Olivier Guichard, discours d’investiture à la présidence du Conseil régional des Pays de la Loire, 11 octobre 1974

Baron du gaullisme, Olivier Guichard a mené, au niveau local comme national, une carrière politique de premier plan qui couvre la seconde moitié du xxe siècle. Témoin de l’essor de l’administration de mission des débuts de la Ve République, homme d’État et élu local bien implanté, il a été l’un des acteurs majeurs de l’aménagement du territoire et de la régionalisation en France.

Chef de cabinet du général de Gaulle (1951-1958), il fut ensuite plusieurs fois ministre durant les années 1960 et 1970, maire de La Baule et député de Loire-Atlantique.
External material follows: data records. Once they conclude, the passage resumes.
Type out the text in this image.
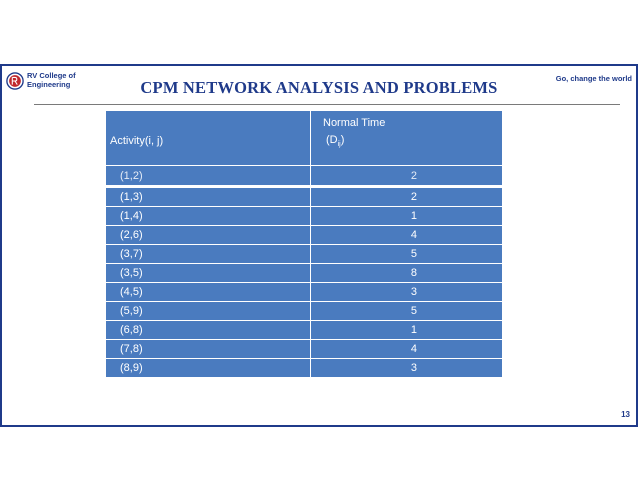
RV College of Engineering	CPM NETWORK ANALYSIS AND PROBLEMS	Go, change the world
Activity(i, j)	Normal Time
$(D_{ij})$

(1,2)	2
(1,3)	2
(1,4)	1
(2,6)	4
(3,7)	5
(3,5)	8
(4,5)	3
(5,9)	5
(6,8)	1
(7,8)	4
(8,9)	3
13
Premier délégué de la Datar (1963-1968), il contribua à la mise en place des métropoles d’équilibre en 1964 et à celle des parcs naturels régionaux (PNR) en 1967. Il fut ministre du Plan et de l’Aménagement du territoire en 1968-1969 et à ce titre commença à préparer le référendum de 1969 sur la réforme du Sénat et la régionalisation. Il retrouva de 1972 à 1974 le ministère de l’Équipement et de l’Aménagement du

Buste d’Olivier Guichard. Bronze, par Jean Cardot, 2017.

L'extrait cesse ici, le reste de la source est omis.